Dentro de las aulas y del despacho había estado pasándolo bien. Una alumna de más de 70 años se me acercó a decirme que le había gustado mi clase. Me dijo que las películas que programaba le producían nostalgia. Más temprano, un estudiante me dijo que había escogido bien la última película del semestre: Raising Victor Vargas de Peter Sollett. «I’m not Dominican, but I was touched», me dice: barbudo, enorme, creo que con la misma sinceridad con la que se acercó varias tardes atrás y me dijo que era veterano de la guerra en Iraq y que iba a ser papá. Esa tarde estaba satisfecho con mi trabajo. Henchido de orgullo, hasta me di tiempo para terminar de ver el cachito que me faltaba del último episodio de House of Cards. Luego me armé de valor, me dije que había caminado sin problemas desde el tren aquella mañana, que no iba a pasarme nada.
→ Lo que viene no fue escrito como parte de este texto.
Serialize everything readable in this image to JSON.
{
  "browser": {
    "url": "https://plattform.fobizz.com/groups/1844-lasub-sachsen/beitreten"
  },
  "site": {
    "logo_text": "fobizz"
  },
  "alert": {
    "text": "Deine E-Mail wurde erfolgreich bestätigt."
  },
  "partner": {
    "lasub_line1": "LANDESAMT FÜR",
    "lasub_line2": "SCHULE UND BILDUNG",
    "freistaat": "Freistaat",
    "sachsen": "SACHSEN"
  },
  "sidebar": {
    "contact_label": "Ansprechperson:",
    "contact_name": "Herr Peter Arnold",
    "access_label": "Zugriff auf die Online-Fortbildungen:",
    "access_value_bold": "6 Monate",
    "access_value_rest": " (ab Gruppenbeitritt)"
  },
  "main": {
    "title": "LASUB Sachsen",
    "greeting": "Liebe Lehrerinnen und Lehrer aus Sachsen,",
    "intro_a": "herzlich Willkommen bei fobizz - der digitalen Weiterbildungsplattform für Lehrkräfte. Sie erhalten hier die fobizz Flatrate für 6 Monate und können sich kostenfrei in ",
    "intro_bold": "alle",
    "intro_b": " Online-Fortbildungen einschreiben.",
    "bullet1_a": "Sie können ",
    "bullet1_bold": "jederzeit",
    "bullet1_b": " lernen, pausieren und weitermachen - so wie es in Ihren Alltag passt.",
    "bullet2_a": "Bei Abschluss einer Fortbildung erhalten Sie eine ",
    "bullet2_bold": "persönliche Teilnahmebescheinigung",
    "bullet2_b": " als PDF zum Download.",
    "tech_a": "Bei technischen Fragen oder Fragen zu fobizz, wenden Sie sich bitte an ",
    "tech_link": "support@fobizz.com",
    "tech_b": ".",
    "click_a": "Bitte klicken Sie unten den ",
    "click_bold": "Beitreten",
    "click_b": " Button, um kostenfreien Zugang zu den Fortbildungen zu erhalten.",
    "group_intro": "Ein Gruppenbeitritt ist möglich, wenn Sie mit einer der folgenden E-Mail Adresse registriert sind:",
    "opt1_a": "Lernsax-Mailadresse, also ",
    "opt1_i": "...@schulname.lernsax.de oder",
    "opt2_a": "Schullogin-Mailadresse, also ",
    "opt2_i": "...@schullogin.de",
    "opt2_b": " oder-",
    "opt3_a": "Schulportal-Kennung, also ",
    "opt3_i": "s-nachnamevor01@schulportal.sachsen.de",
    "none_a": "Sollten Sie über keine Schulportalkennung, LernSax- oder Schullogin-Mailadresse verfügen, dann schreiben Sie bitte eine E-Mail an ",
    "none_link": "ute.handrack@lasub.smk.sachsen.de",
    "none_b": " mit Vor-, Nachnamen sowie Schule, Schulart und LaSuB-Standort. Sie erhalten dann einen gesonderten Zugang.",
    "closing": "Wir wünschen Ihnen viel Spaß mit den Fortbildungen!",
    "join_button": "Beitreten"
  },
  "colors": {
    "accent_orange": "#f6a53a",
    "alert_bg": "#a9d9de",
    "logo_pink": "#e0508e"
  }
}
Salí.

 

Y sin embargo, no hacía el frío que hace ahora. No lo hacía. Siempre fijo la vista en los arbustos al final de la larga línea de negocios y carteles, trato de mirar más allá de las hojas que se mueven e intento descubrir por dónde viene: Por allí viene el invierno.

 

Desde una tienda, otra vez, como muchas tardes en que camino por Fordham pensando en lo que hice o no hice aquel día, en lo que haré esa noche, en el destino de esta pequeña vida que transita sin pena ni gloria entre caminantes que creen ir hacia algún lado, escucho: «Tatús, tatús, tatús». Son los tatuajes, los que me quise hacer y nunca me los hice, que me llaman. Desde un parlante negro, solitario, muerto de frío sobre una banqueta, al lado de la puerta que le han cerrado para que grite con claridad y nada se interponga entre su voz de cables, en su castellano traqueteante que me dice: «En el brazo: cientocincuenta. Barato y más mejor. Tatús, tatús, tatús.»

 

Pienso otra vez en sacar el teléfono y grabar esa voz. Usar ese sonido por las mañanas como despertador. Mis manos están abrigadas en los bolsillos del saco. No me atrevo. Pienso en que después ya escribiré una crónica. Camino más rápido: en cinco minutos llega mi tren.